Con las ventanas abiertas para que entre el fresco de la mañana o el airecillo nocturno, uno capta mejor la acústica urbana del plácido agosto. Para disfrutar del ruido, los viernes se pintan solos.

Al amanecer pía algún pajarillo despistado, pero a las ocho de la mañana la obra de enfrente rompe aguas y empiezan los martillazos, los gritos (hablando se entiende la gente) y el follón de los volquetes, las grúas y los compresores. Durante las horas siguientes, el estrépito del susodicho tajo sirve al menos para apagar los susurros internos de mi propio edificio: el bebé de abajo, el vecino aficionado al bricolaje, las subidas y bajadas por la escalera y demás; pero no ahoga los alaridos de las sirenas (vivo en una calle que es paso habitual de ambulancias) ni los ocasionales bramidos de aviones y helicópteros ni mucho menos la sierra de disco que alguien (no sé quién, pero ya tengo ganas de localizarlo) maneja en algún lugar muy próximo.

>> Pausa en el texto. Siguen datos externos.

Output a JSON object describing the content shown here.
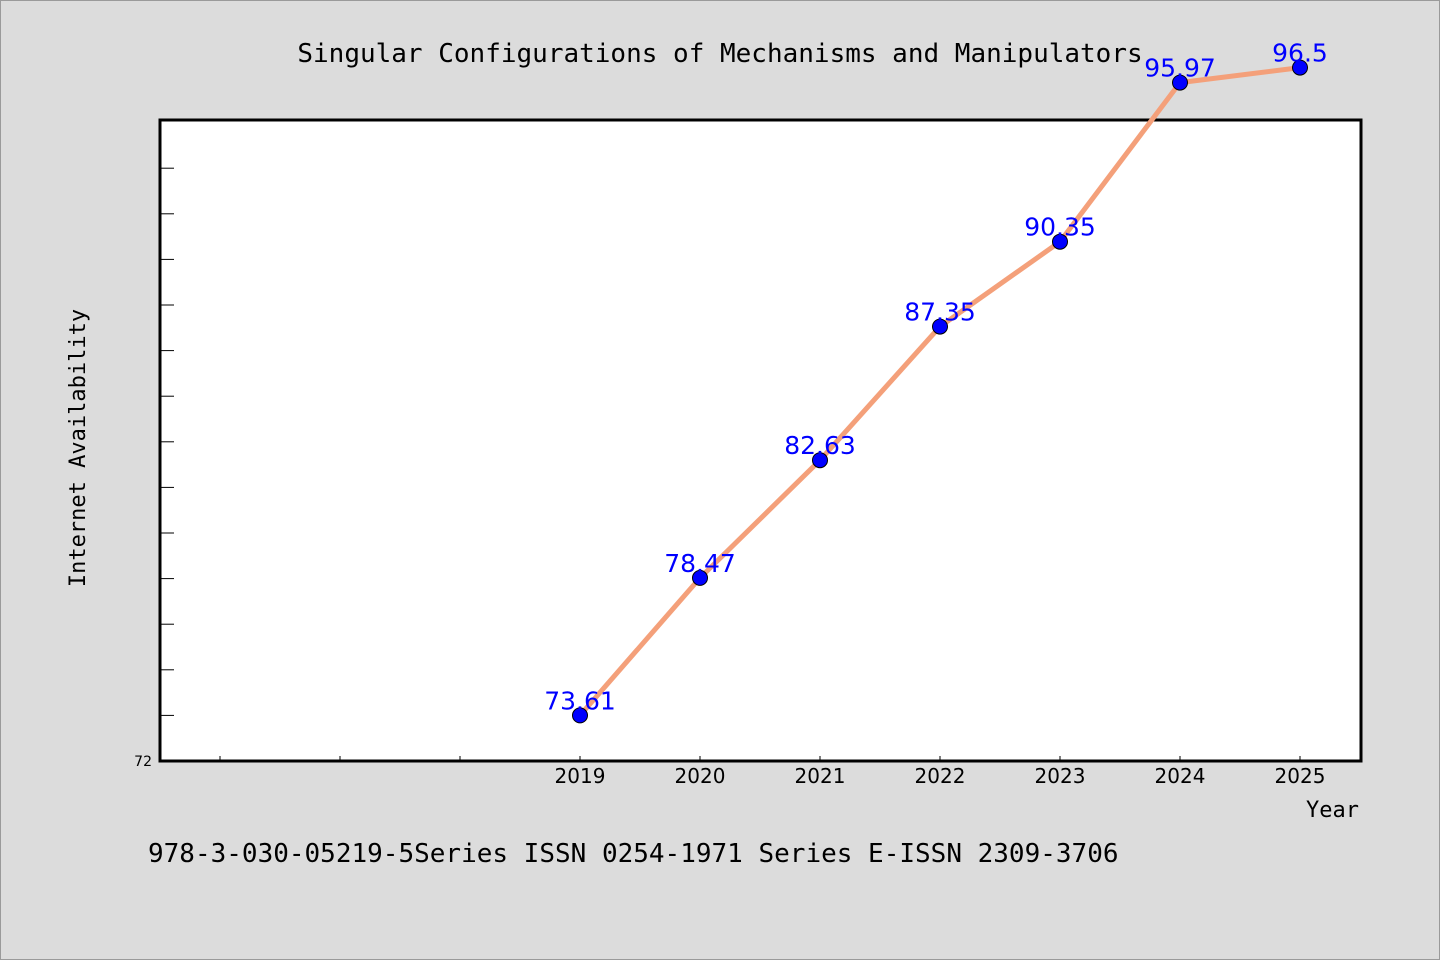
{
  "chart_data": {
    "type": "line",
    "title": "Singular Configurations of Mechanisms and Manipulators",
    "xlabel": "Year",
    "ylabel": "Internet Availability",
    "x": [
      "2019",
      "2020",
      "2021",
      "2022",
      "2023",
      "2024",
      "2025"
    ],
    "series": [
      {
        "values": [
          73.61,
          78.47,
          82.63,
          87.35,
          90.35,
          95.97,
          96.5
        ],
        "labels": [
          "73.61",
          "78.47",
          "82.63",
          "87.35",
          "90.35",
          "95.97",
          "96.5"
        ],
        "line_color": "#f4a07a",
        "marker_color": "#0000ff"
      }
    ],
    "ylim": [
      72,
      100
    ],
    "ymin_label": "72",
    "grid": false,
    "legend": "none"
  },
  "footnote": "978-3-030-05219-5Series ISSN 0254-1971 Series E-ISSN 2309-3706",
  "colors": {
    "background": "#dcdcdc",
    "plot_background": "#ffffff",
    "data_label": "#0000ff"
  }
}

Frenan los autobuses en la parada del veintinueve, vuelven sierras y compresores en sesión de tarde. Al anochecer alborotan los televisores, más eso no es casi nada comparado con lo que viene luego. Cuando ya no hay obras ni bricolages, destacan sobre el supuesto silencio nocturno los escapes de las motocicletas y a partir de las doce el cris-cras ¡brooommm! de los camiones de la basura cada vez que engullen un contenedor lleno de porquería. Entonces, pasada la una de la madrugada, se hace un instante de silencio; mas apenas dan las dos, como ya es fin de semana, empiezan a pasar por la calle las pandillas que vuelven del Rollo . Así arranca una fase de cánticos, aullidos, imprecaciones, broncas, regurgitaciones, golpes a las persianas metálicas, llanto y crujir de dientes.

Pasada la marabunta, son las cuatro del día siguiente. Te dices: Ahora podré descansar. Y justo en ese momento se dispara la alarma de algún coche, tiu-tiu-tiu, que suena, se para, suena, se para... ¡Socorrooo!